I should have written to her, he thought while he unfolded his napkin and placed it on his lap. The waiter arrived with the wine and poured them each a glass.

Étienne made his selection for a main course and then turned toward Hector, an eyebrow quirked. “I don’t know if what I am about to say will make it better or worse, but I suppose I should tell you before you hear Luc babbling on about it. Nina Beaulieu is in the city and I believe she is fine.”

“Is she with her cousin?” Hector asked.

“No, she’s staying with those great-aunts of hers, I forget their names.”

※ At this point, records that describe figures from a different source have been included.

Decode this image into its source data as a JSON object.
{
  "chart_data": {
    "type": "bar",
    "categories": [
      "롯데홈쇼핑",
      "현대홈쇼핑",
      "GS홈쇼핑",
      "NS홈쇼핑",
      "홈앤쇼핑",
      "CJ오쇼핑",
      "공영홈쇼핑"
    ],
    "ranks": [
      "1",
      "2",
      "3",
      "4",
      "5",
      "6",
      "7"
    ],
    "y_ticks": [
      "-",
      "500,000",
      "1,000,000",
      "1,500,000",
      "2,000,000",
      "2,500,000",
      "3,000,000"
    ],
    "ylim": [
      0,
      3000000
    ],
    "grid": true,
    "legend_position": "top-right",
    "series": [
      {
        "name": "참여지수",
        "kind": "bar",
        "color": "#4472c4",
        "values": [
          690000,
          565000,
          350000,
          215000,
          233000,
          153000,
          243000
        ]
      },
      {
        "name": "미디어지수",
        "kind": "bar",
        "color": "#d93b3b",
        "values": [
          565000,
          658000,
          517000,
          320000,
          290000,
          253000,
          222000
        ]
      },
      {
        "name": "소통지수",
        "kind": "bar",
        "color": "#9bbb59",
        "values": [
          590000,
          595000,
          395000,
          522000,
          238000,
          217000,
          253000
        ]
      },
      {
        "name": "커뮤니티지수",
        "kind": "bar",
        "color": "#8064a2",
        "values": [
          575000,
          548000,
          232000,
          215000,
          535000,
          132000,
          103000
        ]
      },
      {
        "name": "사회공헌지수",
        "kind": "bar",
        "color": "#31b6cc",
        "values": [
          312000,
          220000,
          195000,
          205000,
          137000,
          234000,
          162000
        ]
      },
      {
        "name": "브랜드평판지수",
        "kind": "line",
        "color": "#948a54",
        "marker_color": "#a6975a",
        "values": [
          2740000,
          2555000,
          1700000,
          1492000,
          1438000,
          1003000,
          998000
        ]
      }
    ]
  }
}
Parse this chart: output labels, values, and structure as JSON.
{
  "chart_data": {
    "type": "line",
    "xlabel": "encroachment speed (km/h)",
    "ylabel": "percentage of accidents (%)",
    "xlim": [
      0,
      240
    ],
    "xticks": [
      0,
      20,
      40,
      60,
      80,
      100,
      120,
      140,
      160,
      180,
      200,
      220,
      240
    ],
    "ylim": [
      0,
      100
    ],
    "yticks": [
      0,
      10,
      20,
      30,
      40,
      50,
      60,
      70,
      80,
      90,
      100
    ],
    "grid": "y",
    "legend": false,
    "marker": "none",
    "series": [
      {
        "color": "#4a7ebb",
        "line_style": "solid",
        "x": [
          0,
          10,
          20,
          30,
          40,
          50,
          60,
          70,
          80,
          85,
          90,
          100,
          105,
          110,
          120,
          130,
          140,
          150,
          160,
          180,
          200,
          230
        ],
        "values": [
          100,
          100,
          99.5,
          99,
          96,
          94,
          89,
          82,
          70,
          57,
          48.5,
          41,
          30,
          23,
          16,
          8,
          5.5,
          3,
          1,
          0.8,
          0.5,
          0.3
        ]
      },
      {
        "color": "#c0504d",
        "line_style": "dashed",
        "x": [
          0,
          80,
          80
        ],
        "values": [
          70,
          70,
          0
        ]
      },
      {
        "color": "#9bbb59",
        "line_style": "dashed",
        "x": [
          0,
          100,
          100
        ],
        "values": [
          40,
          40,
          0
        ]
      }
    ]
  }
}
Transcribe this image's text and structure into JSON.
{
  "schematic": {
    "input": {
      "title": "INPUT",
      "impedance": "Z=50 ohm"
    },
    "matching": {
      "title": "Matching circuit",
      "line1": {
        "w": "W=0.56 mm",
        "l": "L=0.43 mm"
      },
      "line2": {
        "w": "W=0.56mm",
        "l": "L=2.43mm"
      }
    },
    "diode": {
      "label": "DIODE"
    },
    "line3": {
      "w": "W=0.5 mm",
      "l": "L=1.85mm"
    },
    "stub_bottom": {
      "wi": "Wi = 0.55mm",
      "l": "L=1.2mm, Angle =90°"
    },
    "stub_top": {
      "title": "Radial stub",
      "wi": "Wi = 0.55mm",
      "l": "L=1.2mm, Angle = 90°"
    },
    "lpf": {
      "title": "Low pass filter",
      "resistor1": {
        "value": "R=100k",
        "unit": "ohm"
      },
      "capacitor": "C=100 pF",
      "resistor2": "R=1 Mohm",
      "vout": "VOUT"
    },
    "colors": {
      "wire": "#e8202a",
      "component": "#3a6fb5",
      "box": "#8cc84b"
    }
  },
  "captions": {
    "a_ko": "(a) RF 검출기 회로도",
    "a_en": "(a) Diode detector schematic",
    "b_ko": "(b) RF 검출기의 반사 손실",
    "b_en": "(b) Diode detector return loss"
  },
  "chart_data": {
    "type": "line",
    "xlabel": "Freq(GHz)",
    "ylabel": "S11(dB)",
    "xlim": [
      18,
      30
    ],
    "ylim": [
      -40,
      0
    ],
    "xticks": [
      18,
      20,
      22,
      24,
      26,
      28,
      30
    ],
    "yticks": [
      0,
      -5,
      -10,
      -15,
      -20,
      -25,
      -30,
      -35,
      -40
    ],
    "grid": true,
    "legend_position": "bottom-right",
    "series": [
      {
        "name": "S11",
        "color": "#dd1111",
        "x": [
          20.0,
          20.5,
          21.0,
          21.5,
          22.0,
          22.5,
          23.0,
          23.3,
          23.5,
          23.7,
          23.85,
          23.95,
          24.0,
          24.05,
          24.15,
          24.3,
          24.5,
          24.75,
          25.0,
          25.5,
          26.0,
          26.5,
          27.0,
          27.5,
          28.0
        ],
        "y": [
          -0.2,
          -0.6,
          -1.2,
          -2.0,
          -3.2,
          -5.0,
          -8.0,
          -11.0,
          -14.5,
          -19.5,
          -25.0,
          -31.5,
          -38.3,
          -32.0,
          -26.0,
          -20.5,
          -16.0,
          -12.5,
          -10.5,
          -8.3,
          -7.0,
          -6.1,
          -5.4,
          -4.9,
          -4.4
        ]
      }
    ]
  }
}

Hector had not thought she’d return to the city. The notion left him speechless. Was she spending the whole spring there? The Grand Season, yes. He had not imagined her attempting it. He recalled, dimly, that her birthday was in the winter. He had jested he would buy her an insect.

He had missed that birthday.

She was now twenty.

“How did Luc come upon this information?” he asked.

“He ran into her the other day. I think she was buying books. She looked in good spirits, he said. That’s all I was told. He spent most of an hour chewing my ear off about a card game he lost.”

Hector shifted a saltshaker without touching it, making it slide across the table, an annoying mark of restlessness. He checked himself immediately and stopped the motion.

“I’m happy to hear that.”

“All is well, you see,” Étienne proclaimed. “Now, if you’d only have lunch with me more often, you wouldn’t be looking this damn tired all the time.”

“I like to work hard. Nobody ever made anything of himself by lying around all day.”

“Share that philosophy with my youngest brother when you can. All he does is beg me for money. Father doesn’t give him a cent and Jérôme wouldn’t mind if he perished in a ditch, but I’m far too generous and he drains me every month.”

Étienne launched into an impassioned speech about the negative aspects of all his brothers’ characters, beginning with the eldest, Alaric, and ending with Luc, the baby of the family. Hector listened to him, and although normally this talk would have distracted him, even amused him, he could not be amused now.

When they parted, Étienne reminded Hector that he must come by for supper one day, now that he and his wife were installed in an abode of their own.

“We have one of the best cooks in town,” Étienne said. “I’ll be overly plump within a year.”

“You’ll be fine,” Hector replied.

Étienne patted Hector’s shoulder. Their long friendship must have clued Étienne about Hector’s ruminations, or else he was exceedingly simple to read that day. “Hector, you could always try to make amends to her.”

“To Nina?”

“Why not? Do you want me to ask Luc if he knows her address?”

“No,” Hector said quickly.

“Take care, then,” Étienne said with a shrug.

Hector went to his dressing room, his spirits curiously doused, and sat behind his desk. It was not a large dressing room, rather cramped for an important performer. A painted screen hid the area where he kept a couple of changes of clothes. Not all his costumes—he had too many, though a stray one sometimes ended up there—but a dining jacket and a couple of shirts in case he was required to attend a function after work. Behind the screen there was also a full-length mirror and an area where he kept ties, shoes, and a comb.

There were shelves piled with books and props, sheets of paper upon his desk, in a corner a potted plant. A wall showed a poster with his name emblazoned on it, the first big engagement he’d ever played. HECTOR AUVRAY, MARVEL OF OUR TIMES, the large letters read.